Dan pada telegram itu pastilah bertengger saat-saat kritis sekali. Tergesa-gesa
aku menyongsong Pak Pos itu ke ambang pintu. Maksudku hendak membuka telegram
itu untuk mengetahui isinya lebih dulu. Dan jika perlu akan kuubah isinya. Agar
terelakkan saat-saat yang menyeramkan.
Akan tetapi
semua kejadian datang dengan serba tiba-tiba. Hingga gagallah recanaku. Tak
sempat aku membuka surat itu. Karena di luar segala dugaanku, Ompi yang sudah
lumpuh selama ini, telah berada saja di belakangku. Sesaat ketika aku menerima
dan menandatangani resi telegram itu. Gemetar kaki Ompi mendukung tubuhnya yang
kisut. Tangannya berpegang pada sandaran kursi. Dan aku kehilangan kepercayaan
pada pandangan mataku sendiri. Kekuatan apakah yang menyebabkan Ompi bisa
berdiri dan bahkan berjalan itu. Aku tak tahu.
"Bukalah.
Bacakan segera isinya." Ompi berkata seperti ia memerintah orang-orang di
waktu mudanya dulu.
Aku sobek sampul
yang kuning muda itu dengan tangan yang menggigil. Sekilas saja tahulah aku,
bahwa saat yang paling kritis sudah sampai di puncaknya. Indra Budiman
dikabarkan sudah meninggal.
"Telegram
dari anakku? Apa katanya? Pulanglah dia membawa titel dokternya?" Ompi
bertanya dengan suara yang mendesis tapi terburu-buru berdesakan keluar.
Tak tahulah aku,
apa yang harus kukatakan. Dan kuharapkan sebuah keajaiban yang diberikan Tuhan
untuk membebaskan aku dari siksa ini. Tapi keajaiban tidak juga datang. Aku
mengangguk. Sedang dalam hatiku berteriak, terjadilah apa yang akan terjadi.
Ompi terduduk di
kursi. Matanya cemerlang memandang. Tangannya diulurkannya kepadaku meminta
telegram itu. Aku merasa ngeri memberikannya. Tapi aku tak bisa berbuat lain.
Telegram itu kusodorkan ke tangannya. Telegram itu digenggamnya erat. Lalu
didekapkan ke dadanya. "Datang juga apa yang kunantikan," katanya.
Sepi begitu
menekan, sehingga aku dapat mendengar denyut jantungku sendiri.
"Ah, tidak.
Aku takkan membaca telegram ini. Aku takut kegembiraanku akan meledakkan
hatiku. Kaubacakan buatku. Bacakan pelan-pelan. Biar sepatah demi sepatah bisa
menjalari segala saraf sarafku," kata Ompi dengan terputus-putus.
Dalam kegugupan
kususun sebuah taruhan jiwa dan sesalam bagi selama hidupku. Akan kukarang
kisah yang menyenangkan hatinya. Tapi telegram itu tak diberikannya padaku.

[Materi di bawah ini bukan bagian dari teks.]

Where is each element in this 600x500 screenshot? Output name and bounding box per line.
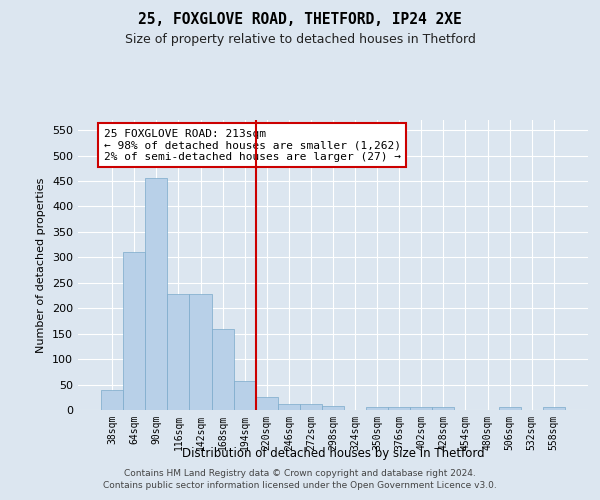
Y-axis label: Number of detached properties: Number of detached properties xyxy=(37,178,46,352)
Bar xyxy=(300,404,322,410)
Bar xyxy=(322,406,344,410)
Text: 25 FOXGLOVE ROAD: 213sqm
← 98% of detached houses are smaller (1,262)
2% of semi: 25 FOXGLOVE ROAD: 213sqm ← 98% of detach… xyxy=(104,128,401,162)
Bar xyxy=(167,294,190,410)
Text: Size of property relative to detached houses in Thetford: Size of property relative to detached ho… xyxy=(125,32,475,46)
Text: Contains HM Land Registry data © Crown copyright and database right 2024.
Contai: Contains HM Land Registry data © Crown c… xyxy=(103,468,497,490)
Bar xyxy=(433,408,454,410)
Bar xyxy=(278,404,300,410)
Bar xyxy=(123,252,145,410)
Bar xyxy=(388,408,410,410)
Bar xyxy=(256,398,278,410)
Bar xyxy=(212,329,233,410)
Bar xyxy=(233,381,256,410)
Bar xyxy=(543,408,565,410)
Bar xyxy=(366,408,388,410)
Bar xyxy=(101,390,123,410)
Bar xyxy=(410,408,433,410)
Text: 25, FOXGLOVE ROAD, THETFORD, IP24 2XE: 25, FOXGLOVE ROAD, THETFORD, IP24 2XE xyxy=(138,12,462,28)
Bar xyxy=(145,178,167,410)
Bar xyxy=(190,294,212,410)
Text: Distribution of detached houses by size in Thetford: Distribution of detached houses by size … xyxy=(182,448,484,460)
Bar xyxy=(499,408,521,410)
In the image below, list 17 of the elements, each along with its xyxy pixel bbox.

Masih terletak pada dekapan dadanya. Sedangkan bibirnya membariskan senyum,
serta matanya menyinarkan cahaya yang cemerlang.
"Tak usah
dibacakan. Takkan sanggup aku mendengarnya. Aku akan mati lemas oleh
kebahagiaan yang datang bergulung ini. Aku mau sehat. Mau kuat dulu. Sehingga
ledakan kegembiraan ini tak membunuhku. Panggilkan dokter. Panggilkan. Biar aku
jadi segar bugar pada waktu anakku, Dokter Indra Budiman, datang. Pergilah.
Panggilkan dokter," kata Ompi dengan gembira.
Dan telegram itu
dibawa ke bibirnya. Diciumnya dengan mesra. Lama diciumnya seraya matanya
memicing. Selama tangannya sampai terkulai dan matanya terbuka setelah
kehilangan cahaya. Dan telegram itu jatuh dan terkapar di pangkuannya.